Now, on institutions — this is a major challenge. Responsibilities are spread out across ministries, banks, municipalities — and they’re rarely coordinated. That makes it really hard to implement a unified resilience strategy that combines finance with technical and policy support.

Let’s also talk about risk. Bolivia doesn’t really have a strong insurance culture for agriculture. Index-based insurance isn’t widespread, risk-pooling barely exists, and most smallholders are left totally exposed when climate disasters hit. No protection means falling into debt or dropping out of farming altogether.

And finally, the private sector. Yes, we’re seeing some green shoots — a few agritech startups, some social enterprises — but they’re underfunded. There’s very little patient capital or blended finance to help them grow and reach rural areas.

So, what does all this mean? Even with promising programs, Bolivia still lacks the financial architecture to scale resilience. But there’s a real opportunity through South–South collaboration — learning from countries like Peru, Brazil, or India to build new financing models that are adapted to Bolivia’s reality. Building resilience isn’t just about the money. It’s about building a system where finance, policy, and institutions reinforce each other — and where smallholders are at the center of it all.

Designing a South–South Strategic Support Framework

Now, let’s talk solutions. What we’re proposing here is a regional framework — a South–South model to support climate-smart agriculture, especially in the Andes. It’s designed to scale impact by tackling finance, policy, and institutional gaps together. It’s built around six pillars — let me walk you through them briefly.

First, a Regional Finance Observatory. This would be a kind of dashboard — tracking where climate finance is going, where the gaps are, and how public and private actors are aligning. It gives governments and donors real-time data to act more strategically.

Second, a Blended Finance Toolkit. This would help ministries design the kinds of financial instruments they need — things like concessional loans, seed capital, guarantees — adapted to their own capacities. The idea is to reduce risk for private investors and unlock financing for things like regenerative ag, agroforestry, or digital solutions.

Third, we propose Cross-Regional Policy Labs. These would bring together peers — say, from Bolivia, Peru, and India — to co-create climate-smart policies. We’re talking about soil health incentives, subsidy reforms, tax instruments — with rapid prototyping and real-world testing.

Fourth is a Seed Insurance Facility — one that works across borders and supports the creation of affordable, index-based products for smallholders. Think of it like a regional risk pool that makes insurance both scalable and viable.

Then we have an Agri-Tech Investment Platform. This would connect impact investors with agrifood startups and cooperatives, using KPIs — like carbon sequestration or yield improvement — to measure results. Models like ACORN or Kilimo show us this can work at scale.
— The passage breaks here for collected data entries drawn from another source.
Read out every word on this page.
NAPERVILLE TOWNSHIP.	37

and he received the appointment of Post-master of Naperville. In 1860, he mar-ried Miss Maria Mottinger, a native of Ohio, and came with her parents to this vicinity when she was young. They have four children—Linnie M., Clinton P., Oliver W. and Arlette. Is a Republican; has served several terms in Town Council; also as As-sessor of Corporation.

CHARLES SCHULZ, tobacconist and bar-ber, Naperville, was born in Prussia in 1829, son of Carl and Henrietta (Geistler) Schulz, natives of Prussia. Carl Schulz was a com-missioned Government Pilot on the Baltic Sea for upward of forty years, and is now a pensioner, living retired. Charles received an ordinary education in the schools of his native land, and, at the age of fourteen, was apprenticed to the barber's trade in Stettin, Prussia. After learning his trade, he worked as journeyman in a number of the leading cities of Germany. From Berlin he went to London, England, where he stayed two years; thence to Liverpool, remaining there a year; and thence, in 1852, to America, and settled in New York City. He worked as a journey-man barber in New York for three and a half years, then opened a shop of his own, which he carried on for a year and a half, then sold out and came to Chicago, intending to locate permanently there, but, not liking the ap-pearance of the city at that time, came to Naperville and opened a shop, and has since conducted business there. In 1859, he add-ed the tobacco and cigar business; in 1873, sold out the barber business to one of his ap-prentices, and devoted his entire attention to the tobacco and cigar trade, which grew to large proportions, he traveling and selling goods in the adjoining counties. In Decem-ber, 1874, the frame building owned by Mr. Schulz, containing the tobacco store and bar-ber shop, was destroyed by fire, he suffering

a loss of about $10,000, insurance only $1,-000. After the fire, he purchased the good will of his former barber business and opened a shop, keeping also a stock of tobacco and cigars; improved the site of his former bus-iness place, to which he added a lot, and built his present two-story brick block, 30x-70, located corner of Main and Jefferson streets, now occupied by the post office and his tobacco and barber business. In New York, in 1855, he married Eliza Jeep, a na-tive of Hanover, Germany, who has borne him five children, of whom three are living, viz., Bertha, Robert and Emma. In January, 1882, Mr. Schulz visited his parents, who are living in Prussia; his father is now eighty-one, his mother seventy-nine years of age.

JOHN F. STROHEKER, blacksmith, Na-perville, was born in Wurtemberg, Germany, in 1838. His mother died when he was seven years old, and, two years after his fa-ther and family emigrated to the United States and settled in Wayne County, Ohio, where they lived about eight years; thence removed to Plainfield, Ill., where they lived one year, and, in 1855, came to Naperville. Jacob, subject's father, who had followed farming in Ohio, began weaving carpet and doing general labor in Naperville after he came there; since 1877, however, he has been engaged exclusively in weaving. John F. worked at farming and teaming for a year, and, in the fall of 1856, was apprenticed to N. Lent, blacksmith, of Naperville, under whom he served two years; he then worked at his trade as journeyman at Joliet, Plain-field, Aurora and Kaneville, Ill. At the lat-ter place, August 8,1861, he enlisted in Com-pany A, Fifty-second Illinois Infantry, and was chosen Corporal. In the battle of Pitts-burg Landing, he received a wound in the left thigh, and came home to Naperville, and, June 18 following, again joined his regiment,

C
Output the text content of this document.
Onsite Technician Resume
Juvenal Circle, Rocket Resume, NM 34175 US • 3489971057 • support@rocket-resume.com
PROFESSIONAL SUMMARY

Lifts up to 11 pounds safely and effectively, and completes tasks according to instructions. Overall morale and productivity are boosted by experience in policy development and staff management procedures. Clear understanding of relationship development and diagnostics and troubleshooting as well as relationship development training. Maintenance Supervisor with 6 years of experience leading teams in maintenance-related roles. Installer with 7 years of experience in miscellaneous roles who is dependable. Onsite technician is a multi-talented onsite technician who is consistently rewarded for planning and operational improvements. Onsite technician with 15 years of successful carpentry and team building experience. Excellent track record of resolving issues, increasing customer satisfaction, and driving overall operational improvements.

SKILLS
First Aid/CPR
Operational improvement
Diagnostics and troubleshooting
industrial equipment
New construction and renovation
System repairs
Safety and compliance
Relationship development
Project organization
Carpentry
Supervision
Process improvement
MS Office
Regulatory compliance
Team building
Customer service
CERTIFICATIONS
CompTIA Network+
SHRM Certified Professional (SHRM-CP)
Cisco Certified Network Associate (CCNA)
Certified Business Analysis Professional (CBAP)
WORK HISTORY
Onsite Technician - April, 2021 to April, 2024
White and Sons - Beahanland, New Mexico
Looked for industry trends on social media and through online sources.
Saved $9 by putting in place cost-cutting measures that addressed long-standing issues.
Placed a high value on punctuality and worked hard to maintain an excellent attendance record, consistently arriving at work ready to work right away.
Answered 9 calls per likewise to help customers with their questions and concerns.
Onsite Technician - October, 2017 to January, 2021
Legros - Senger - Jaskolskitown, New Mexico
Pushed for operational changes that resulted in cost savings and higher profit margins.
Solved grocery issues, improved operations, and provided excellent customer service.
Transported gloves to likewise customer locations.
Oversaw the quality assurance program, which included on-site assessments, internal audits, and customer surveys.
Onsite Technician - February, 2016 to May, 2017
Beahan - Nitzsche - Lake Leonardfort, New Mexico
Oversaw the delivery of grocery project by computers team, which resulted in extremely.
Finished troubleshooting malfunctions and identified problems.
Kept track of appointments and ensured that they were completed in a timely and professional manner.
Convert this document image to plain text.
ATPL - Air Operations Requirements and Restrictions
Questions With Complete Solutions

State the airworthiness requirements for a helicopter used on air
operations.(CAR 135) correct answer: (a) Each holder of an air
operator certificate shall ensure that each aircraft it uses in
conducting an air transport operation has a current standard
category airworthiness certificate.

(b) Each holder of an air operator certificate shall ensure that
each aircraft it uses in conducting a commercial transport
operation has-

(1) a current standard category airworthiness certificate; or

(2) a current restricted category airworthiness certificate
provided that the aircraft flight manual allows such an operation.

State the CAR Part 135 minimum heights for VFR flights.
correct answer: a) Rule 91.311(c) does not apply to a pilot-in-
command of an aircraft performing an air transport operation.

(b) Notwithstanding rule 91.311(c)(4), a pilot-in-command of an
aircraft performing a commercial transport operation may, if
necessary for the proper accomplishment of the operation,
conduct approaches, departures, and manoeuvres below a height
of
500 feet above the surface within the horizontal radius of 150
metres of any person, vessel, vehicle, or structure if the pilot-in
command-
And finally, a Monitoring and Evaluation System. It would track not just how much is spent, but what’s actually working. It uses both tech — like satellite imagery — and local data to feed back into decision-making.

Why does this framework matter? Because it’s regional, it’s practical, and it avoids top-down, one-size-fits-all approaches. It builds capacity from within the South, and it brings in the kind of capital and policy alignment we need to make real change happen — especially for the smallholder farmers who are most exposed to climate risk.